Die Feierlichkeiten zu diesem Jubiläum sollen bereits 175 Tage vor dem Termin, also am 3. Dezember, beginnen. „Es wird verschiedene Aktionen geben“, sagt Haupt, ohne mehr zu dem Programm zu verraten.
Hapag-Lloyd erwartet 2021 hohen Gewinn
Grund zum Feiern hat die heutige Hapag-Lloyd allemal, nicht nur weil sie vor genau 13 Jahren von Hamburger Kaufleuten und der Stadt selbst vor dem Verkauf und der Zerschlagung gerettet wurde, sondern auch, weil die heute fünftgrößte Reederei der Welt zur Zeit ökonomisch geradezu fantastisch dasteht.
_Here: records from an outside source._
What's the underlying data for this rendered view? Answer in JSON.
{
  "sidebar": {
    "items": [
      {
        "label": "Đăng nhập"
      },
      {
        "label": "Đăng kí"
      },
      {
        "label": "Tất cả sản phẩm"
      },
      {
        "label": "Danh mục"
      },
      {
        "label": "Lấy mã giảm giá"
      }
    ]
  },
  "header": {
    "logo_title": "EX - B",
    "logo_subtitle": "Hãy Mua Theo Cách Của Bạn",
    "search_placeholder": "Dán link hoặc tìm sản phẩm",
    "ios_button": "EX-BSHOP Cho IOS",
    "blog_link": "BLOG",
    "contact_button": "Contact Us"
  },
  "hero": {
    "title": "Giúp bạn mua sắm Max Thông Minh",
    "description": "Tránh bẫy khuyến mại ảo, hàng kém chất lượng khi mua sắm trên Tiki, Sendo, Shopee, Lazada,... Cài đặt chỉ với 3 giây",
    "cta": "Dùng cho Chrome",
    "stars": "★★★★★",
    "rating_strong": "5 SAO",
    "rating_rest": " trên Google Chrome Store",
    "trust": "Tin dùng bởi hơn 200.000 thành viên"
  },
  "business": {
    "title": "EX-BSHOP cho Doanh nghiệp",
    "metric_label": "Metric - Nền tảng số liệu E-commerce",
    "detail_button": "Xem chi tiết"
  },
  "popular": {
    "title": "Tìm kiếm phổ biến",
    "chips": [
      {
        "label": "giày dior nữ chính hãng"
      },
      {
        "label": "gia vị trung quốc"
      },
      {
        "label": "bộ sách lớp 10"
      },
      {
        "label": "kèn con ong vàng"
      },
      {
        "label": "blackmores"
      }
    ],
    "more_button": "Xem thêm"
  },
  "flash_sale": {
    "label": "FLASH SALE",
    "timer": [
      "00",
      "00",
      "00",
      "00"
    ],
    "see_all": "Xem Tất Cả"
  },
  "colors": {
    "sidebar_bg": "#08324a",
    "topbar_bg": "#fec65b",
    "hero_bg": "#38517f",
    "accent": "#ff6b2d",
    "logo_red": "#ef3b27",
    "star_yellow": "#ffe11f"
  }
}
Nach einem Rekordjahr 2020 wird für dieses Jahr noch einmal eine deutliche Steigerung des Ergebnisses erwartet. Bereits im ersten Halbjahr war der Vorsteuergewinn (Ebitda) um 2,3 Milliarden Euro höher als im gleichen Vorjahreszeitraum ausgefallen. Was der Vorstand mit dem Geld vorhat, ist noch nicht bekannt. Während im Foyer die Welcome-back-Party steigt, sitzt er gerade zusammen. Alle vier Mitglieder sind an diesem Tag extra ins Büro gekommen.